3. Ces changements, en apparence plutôt indolores, de la condition sociale de l’intellectuel ont fortement influé sur sa manière de se déterminer face à la politique. La fonction de plus en plus cruciale, que l’information et la communication remplissent à l’intérieur du circuit travail-temps libre, a permis aux « opérateurs culturels » de traverser sans dommages excessifs la crise de l’ordre bipolaire sur lequel le monde s’était politiquement et idéologiquement structuré au lendemain de la Seconde Guerre mondiale. La rhétorique pragmatique de l’ultralibéralisme de Ronald Reagan et Margaret Thatcher, l’involution terroriste des utopies révolutionnaires et le collapsus des idéaux et des régimes communistes qui a suivi l’écroulement du Mur de Berlin, ont donné un second souffle aux théoriciens de la fin des idéologies et propagé une méfiance palpable envers les « mauvais maîtres » et autres prédicateurs de modèles idéaux abstraits. Mais tout cela n’a pas entraîné une réduction importante du poids des hommes de culture dans la vie publique. Paradoxalement, le discrédit qui s’est abattu sur les idéologies et sur leurs lieux de production a au contraire fini par amplifier le rôle politique des intellectuels : de divulgateurs de grands projets, ceux-ci se sont transformés en gardiens de la morale commune. La conversion en masse d’un bon nombre de représentants du marxisme radical à la cause des droits de l’homme — qui avait eu un prologue significatif dans l’aventure des « nouveaux philosophes » dès le milieu des années soixante-dix mais qui ne s’est pleinement manifestée que lorsque le socialisme réel s’est approché de son terme —, est un exemple éclatant mais non exclusif de ce phénomène. Plus généralement, c’est la notion même d’engagement politique qui a changé de sens : alors que cet engagement évoquait il y a encore quelques années l’agitation directe et la descente dans l’arène de la conflictualité sociale, aujourd’hui on l’entend surtout comme un plaidoyer pour des principes éthiques, dont les médias sont devenus la chaire idéale. Lors de la métamorphose, les tonalités alarmistes de la dénonciation, caractéristiques de tant d’appels et manifestes du passé, n’ont pas disparu, mais se sont adaptées à de nouvelles cibles : on est passé des paris sur l’avenir aux louanges d’un présent presque toujours dépeint comme le « moins pire » des mondes possibles et à la vitupération des embûches qui en menacent la perpétuation.

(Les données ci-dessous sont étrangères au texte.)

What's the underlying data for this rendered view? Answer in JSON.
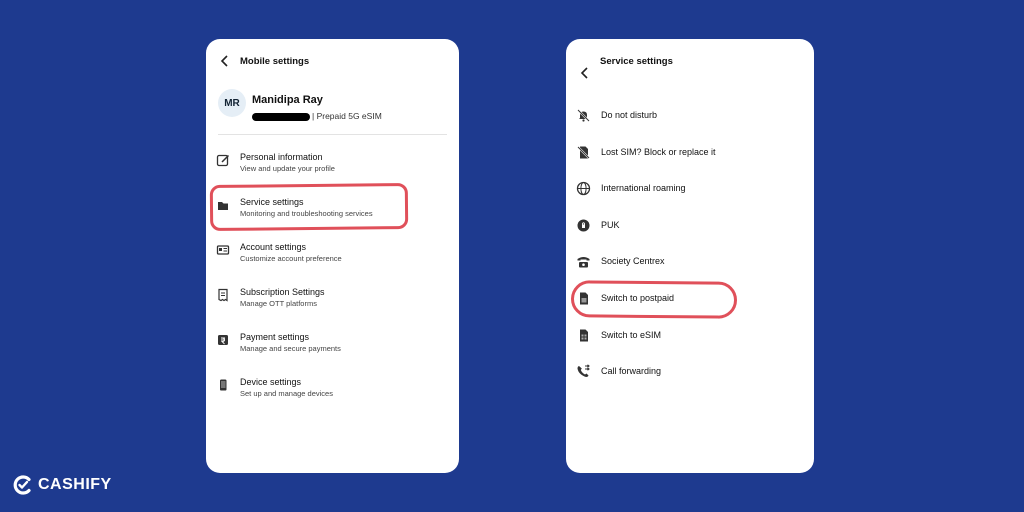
{
  "left_screen": {
    "header_title": "Mobile settings",
    "profile": {
      "initials": "MR",
      "name": "Manidipa Ray",
      "plan": "| Prepaid 5G eSIM"
    },
    "items": [
      {
        "title": "Personal information",
        "subtitle": "View and update your profile",
        "icon": "edit-icon"
      },
      {
        "title": "Service settings",
        "subtitle": "Monitoring and troubleshooting services",
        "icon": "sim-folder-icon"
      },
      {
        "title": "Account settings",
        "subtitle": "Customize account preference",
        "icon": "id-card-icon"
      },
      {
        "title": "Subscription Settings",
        "subtitle": "Manage OTT platforms",
        "icon": "receipt-icon"
      },
      {
        "title": "Payment settings",
        "subtitle": "Manage and secure payments",
        "icon": "rupee-icon"
      },
      {
        "title": "Device settings",
        "subtitle": "Set up and manage devices",
        "icon": "phone-icon"
      }
    ]
  },
  "right_screen": {
    "header_title": "Service settings",
    "items": [
      {
        "title": "Do not disturb",
        "icon": "bell-off-icon"
      },
      {
        "title": "Lost SIM? Block or replace it",
        "icon": "sim-off-icon"
      },
      {
        "title": "International roaming",
        "icon": "globe-icon"
      },
      {
        "title": "PUK",
        "icon": "lock-icon"
      },
      {
        "title": "Society Centrex",
        "icon": "telephone-icon"
      },
      {
        "title": "Switch to postpaid",
        "icon": "sim-icon"
      },
      {
        "title": "Switch to eSIM",
        "icon": "esim-icon"
      },
      {
        "title": "Call forwarding",
        "icon": "call-forward-icon"
      }
    ]
  },
  "brand": {
    "name": "CASHIFY"
  },
  "colors": {
    "background": "#1e3a8f",
    "highlight": "#e0505a"
  }
}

Ce tournant met en sourdine, provisoirement du moins, la polémique qui, dès l’époque des désaccords entre Julien Benda et Paul Nizan, a opposé les intellectuels qui se proclamaient au-dessus de la mêlée à ceux qui acceptaient de « se salir les mains » dans les disputes civiles. Si l’horizon de l’engagement politique n’est plus circonscrit aux raisons d’une partie, même importante, de la société, mais s’élargit au point de prétendre s’identifier aux intérêts objectifs de toute l’humanité, la vocation de l’intellectuel militant finit en effet par coïncider, en principe du moins, avec le souci de la garde de la Vérité, typique de l’intellectuel pur. Cela ne veut d’ailleurs pas dire que les « hommes d’idées » ont réussi à se tailler une forme de présence civique complètement autonome de la politique. Il arrive au contraire que le refroidissement de la température idéologique, qui d’un côté a marqué le déclin de la figure de l’intellectuel sympathisant, du tristement célèbre « compagnon de route », rapproche d’une autre façon de la politique institutionnelle un certain nombre de représentants du monde de la culture qui s’étaient tenus à lointaine distance d’elle. Le phénomène des techniciens dans un premier temps « prêtés » à l’action gouvernementale, puis passés à une participation stable à la politique active, n’est pas seulement une récente mode italienne. Il s’exprime depuis longtemps dans bien d’autres pays, Etats-Unis compris, et va de pair avec l’augmentation du nombre des universitaires, journalistes et écrivains qui occupent des fauteuils parlementaires. Cette tendance est en partie stimulée par le travail de promotion de nombreux spécialistes au rang d’hommes publics, travail dû à la presse et à la télévision, et par la forte tentation de paraître qui l’accompagne. Mais il est évident qu’un autre facteur influe sur elle : la diffusion d’une vision « faible » et purement pragmatique de la politique, laquelle suppose que les avis et les compétences comptent plus que le charisme et la capacité à prendre des décisions.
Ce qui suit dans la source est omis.